En outre, les pays pauvres n’ont souvent pas les moyens techniques et financiers d’appliquer des politiques de protection de l’environnement.

Loin de moi l’idée que la pauvreté du plus grand nombre est due à la prospérité de quelques-uns, ou vice versa. Ce n'est pas que les pauvres soient exploités. Ce qu'il y a de tragique, c’est qu’ils sont exclus du marché mondial.

Ce que je voudrais faire comprendre, c’est que le succès extraordinaire de la nouvelle économie mondiale nous offre à tous un bon exemple et de nombreuses possibilités mais qu’à l’heure actuelle, près de la moitié de l’humanité reste sur la touche.

Nous devons absolument trouver le moyen de permettre au reste du monde de participer à l’économie mondiale. Nous devons mettre le nouveau marché mondial à la portée des pauvres, pour qu'ils puissent eux aussi devenir producteurs et consommateurs.

Je propose, dans mon rapport, plusieurs moyens pour parvenir à cet objectif. La solution dépend en grande partie des pays en développement eux-mêmes, et en particulier de leurs dirigeants. Cela dit, les plus fortunés –dont nous sommes tous – peuvent faire beaucoup pour les aider.

Pour s'assurer un avenir meilleur, les pays en développement doivent, avant tout, pouvoir mobiliser des capitaux et attirer des investissements.

Cela suppose que les pays riches - y compris les Etats-Unis - ouvrent leurs marchés aux biens et services des pays en développement dans des conditions de loyale concurrence.

Dans de nombreux cas, cela suppose aussi que les gouvernements des pays en développement puissent investir dans l’éducation et la santé plutôt que de consacrer toutes leurs ressources au service de la dette extérieure.

Et lorsqu’un pays en développement met effectivement en place des politiques rationnelles, une aide financière extérieure peut lui apporter des avantages considérables.

Or, au cours de ces dernières décennies, pendant lesquelles les pays industrialisés ont joui d’une prospérité sans précédent, l’aide au développement n'a cessé de baisser.

Il est vraiment déplorable que le pays le plus prospère et le plus avancé, les États-Unis, soit aussi un des moins généreux à en juger par le pourcentage de son produit national brut qu’il consacre à aider les pauvres dans le monde. Beaucoup d’entre vous conviendront avec moi, j'en suis sûr, qu'un tel manque de générosité est indigne des traditions de ce grand pays.

Il est trois grands domaines – commerce international, allègement de la dette et aide publique au développement – où j’espère que vous utiliserez votre privilège de citoyens d’une grande démocratie pour vous faire les avocats d’un nécessaire changement de politique.

Mais c’est aussi en tant qu’individus, et plus directement, que vous pouvez changer les choses.

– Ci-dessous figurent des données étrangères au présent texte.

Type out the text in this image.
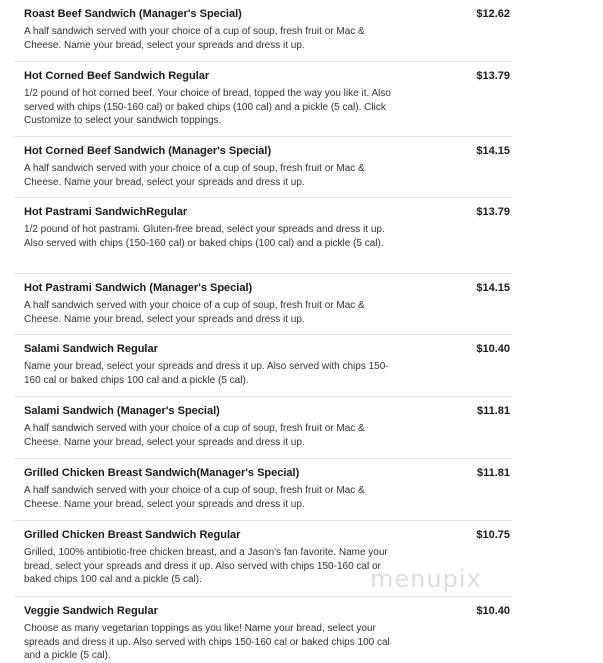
Roast Beef Sandwich (Manager's Special)	$12.62
A half sandwich served with your choice of a cup of soup, fresh fruit or Mac & Cheese. Name your bread, select your spreads and dress it up.
Hot Corned Beef Sandwich Regular	$13.79
1/2 pound of hot corned beef. Your choice of bread, topped the way you like it. Also served with chips (150-160 cal) or baked chips (100 cal) and a pickle (5 cal). Click Customize to select your sandwich toppings.
Hot Corned Beef Sandwich (Manager's Special)	$14.15
A half sandwich served with your choice of a cup of soup, fresh fruit or Mac & Cheese. Name your bread, select your spreads and dress it up.
Hot Pastrami SandwichRegular	$13.79
1/2 pound of hot pastrami. Gluten-free bread, select your spreads and dress it up. Also served with chips (150-160 cal) or baked chips (100 cal) and a pickle (5 cal).
Hot Pastrami Sandwich (Manager's Special)	$14.15
A half sandwich served with your choice of a cup of soup, fresh fruit or Mac & Cheese. Name your bread, select your spreads and dress it up.
Salami Sandwich Regular	$10.40
Name your bread, select your spreads and dress it up. Also served with chips 150-160 cal or baked chips 100 cal and a pickle (5 cal).
Salami Sandwich (Manager's Special)	$11.81
A half sandwich served with your choice of a cup of soup, fresh fruit or Mac & Cheese. Name your bread, select your spreads and dress it up.
Grilled Chicken Breast Sandwich(Manager's Special)	$11.81
A half sandwich served with your choice of a cup of soup, fresh fruit or Mac & Cheese. Name your bread, select your spreads and dress it up.
Grilled Chicken Breast Sandwich Regular	$10.75
Grilled, 100% antibiotic-free chicken breast, and a Jason's fan favorite. Name your bread, select your spreads and dress it up. Also served with chips 150-160 cal or baked chips 100 cal and a pickle (5 cal).
Veggie Sandwich Regular	$10.40
Choose as many vegetarian toppings as you like! Name your bread, select your spreads and dress it up. Also served with chips 150-160 cal or baked chips 100 cal and a pickle (5 cal).
menupix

Un des titres de gloire de votre université réside dans l’importance qu’elle accorde au service public et au bénévolat comme sources d’enseignement. On me dit que beaucoup d’entre vous ont exercé des activités bénévoles pendant leurs années d’études – et pas seulement quelques heures de leçons particulières ici et là, mais un réel investissement en temps au service de la population de South Bend, ici même, et ailleurs pendant vos vacances.

Ce que je trouve encore plus encourageant, c’est cette tradition qu’ont les étudiants de Notre-Dame de prendre un emploi bénévole à plein temps la première année après l’obtention de leur diplôme, avec l’appui de l’université et de leurs parents. J’espère que beaucoup d’entre vous honoreront cette tradition et mettront cette année-là au service de ceux dont les besoins sont les plus criants, à savoir les pays et les êtres humains les plus pauvres.

Permettez-moi de mentionner une façon au moins dont vous pourriez vous mettre au service des autres, notamment ceux d’entre vous qui ont acquis des compétences en informatique, ce que je crois être le cas de la majorité d’entre vous, quelle que soit la matière que vous avez étudiée.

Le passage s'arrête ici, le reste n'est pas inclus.